28 janeiro 2008

 

Juízes-capatazes, também designados por presidentes dos tribunais

Há dias falei aqui dos "superjuízes" que o Governo quer pôr a administrar os tribunais, mas ainda não tinha lido o texto da proposta governamental.
Depois de lida, confirmam-se os piores receios sobre a nova figura do juiz presidente do tribunal de comarca.
O art. 33º, que passará a ser um dos preceitos mais extensos da nossa legislação, atribui-lhe competências de quatro tipos: de representação e direcção, de direcção, de gestão processual, administrativas e funcionais.
Os grandes problemas centram-se nas competências de direcção e de gestão processual.
Em primeiro lugar porque faz do presidente alguém que tem poderes de vigilância sobre o desempenho dos outros juízes, podendo propor ao CSM inspecções ou sindicâncias ao trabalho dos seus "colegas" (se é que o são...); em segundo lugar porque tem poderes de redistribuição de processos e de reafectação dos juízes no âmbito da comarca.
Estas competências, nomeadamente estas, fazem do presidente do tribunal uma autoridade administrativa sobre os outros juízes (além dos funcionários, obviamente), de certa forma uma longa manus do CSM na comarca. A ideia do legislador é claramente a de criar uma pirâmide hierárquica na gestão (e disciplina) da magistratura judicial, encabeçada no CSM e ramificada pelas comarcas, através dos presidentes dos tribunais.
É evidente que os presidentes não podem dar ordens aos outros juízes sobre a forma como devem decidir e, nessa medida, não está directamente em causa a independência dos juízes. Mas há diversas expressões utilizadas pelo legislador que dão margem a suspeições e ambiguidades.
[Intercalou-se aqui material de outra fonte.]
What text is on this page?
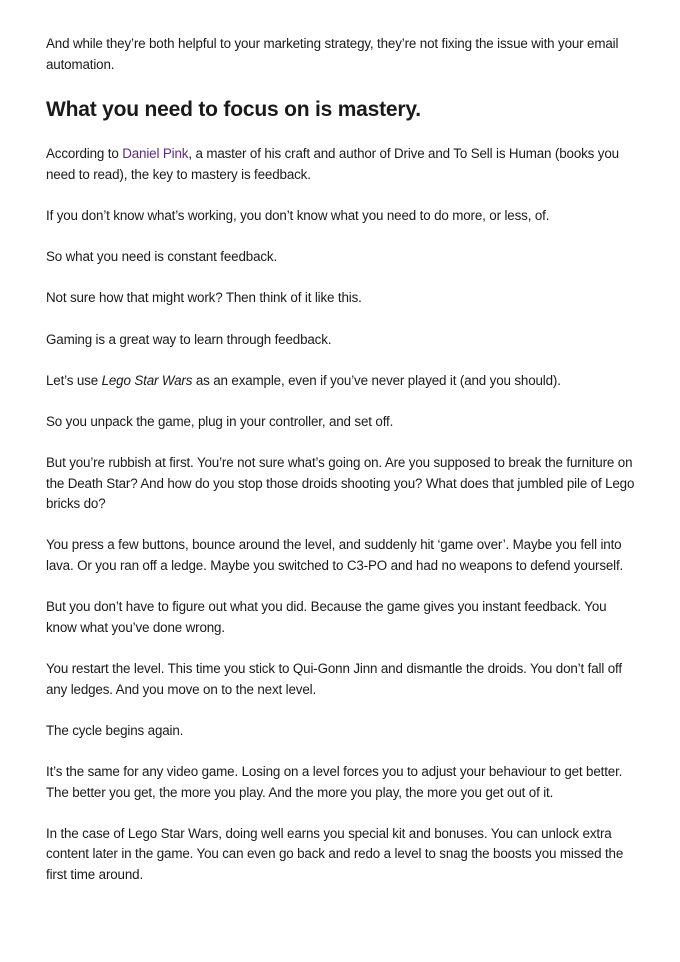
And while they’re both helpful to your marketing strategy, they’re not fixing the issue with your email automation.

What you need to focus on is mastery.

According to Daniel Pink, a master of his craft and author of Drive and To Sell is Human (books you need to read), the key to mastery is feedback.

If you don’t know what’s working, you don’t know what you need to do more, or less, of.

So what you need is constant feedback.

Not sure how that might work? Then think of it like this.

Gaming is a great way to learn through feedback.

Let’s use Lego Star Wars as an example, even if you’ve never played it (and you should).

So you unpack the game, plug in your controller, and set off.

But you’re rubbish at first. You’re not sure what’s going on. Are you supposed to break the furniture on the Death Star? And how do you stop those droids shooting you? What does that jumbled pile of Lego bricks do?

You press a few buttons, bounce around the level, and suddenly hit ‘game over’. Maybe you fell into lava. Or you ran off a ledge. Maybe you switched to C3-PO and had no weapons to defend yourself.

But you don’t have to figure out what you did. Because the game gives you instant feedback. You know what you’ve done wrong.

You restart the level. This time you stick to Qui-Gonn Jinn and dismantle the droids. You don’t fall off any ledges. And you move on to the next level.

The cycle begins again.

It’s the same for any video game. Losing on a level forces you to adjust your behaviour to get better. The better you get, the more you play. And the more you play, the more you get out of it.

In the case of Lego Star Wars, doing well earns you special kit and bonuses. You can unlock extra content later in the game. You can even go back and redo a level to snag the boosts you missed the first time around.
Na verdade, o presidente do tribunal deve avaliar a "qualidade do serviço de justiça prestado aos cidadãos" (o que é isso de avaliação da qualidade?), e deve acompanhar o "desempenho dos juízes" (o que é isso de desempenho?). São latos, vagos e obscuros os poderes de "vigilância" que o presidente tem sobre os seus "colegas" (poderão assim ser considerados, ou serão antes subordinados?). Nessa medida, as intromissões podem acontecer (até porque há sempre presidentes com vontade de mostrar serviço...), pelos menos equívocos podem aparecer.
Tanto mais que o presidente tem a tal competência de "reafectação" dos juízes, ou seja, de transferir, embora dentro da mesma comarca, os juízes de um para outro tribunal. Assim como pode, em certos termos, redistribuir processos. Tudo isto pode tornar-se suspeito, ainda que sem fundamento. Suspeito não só aos olhos dos juízes afectados e reafectados, mas das partes e da opinião pública.
A ideia do legislador é fazer da comarca uma estrutura puramente administrativa, uma espécie de direcção-geral, com um presidente (director-geral) a dirigir os seus destinos, a planear a actividade, a avaliar os resultados, a chamar a atenção e mesmo a advertir informalmente o pessoal, a dar informações superiormente sobre o dito pessoal, a mudar os seus homens dum lado para o outro, conforme as necessidades segundo ele entende, ou a entregar serviço a gente mais capaz, segundo o seu critério, tudo isto para apresentar um relatório (semestral) onde os seus méritos como gestor serão também necessariamente avaliados.
Esta estruturação mesquinhamente administrativa é completamente desadequada à orgânica judicial, lesiva dos princípios da independência dos juízes, da autonomia do MP e do juiz natural (em processo penal), que são estruturantes da função judicial.
Não se ignora, e reafirma-se, que a actual gestão dos tribunais e o procedimento de avaliação dos magistrados não são satisfatórios. Mas a solução não é seguramente a importação pura e simples de uma lógica administrativa para dentro do poder judicial.
Mas não é de estranhar que esta proposta surja. Ela é perfeitamente coerente com a orientação autoritária que este Governo tem imprimido desde o início às soluções que propõe e faz vingar, com a sua sólida maioria absoluta, para a administração pública em geral, de que o caso da gestão das escolas é agora outro exemplo actual.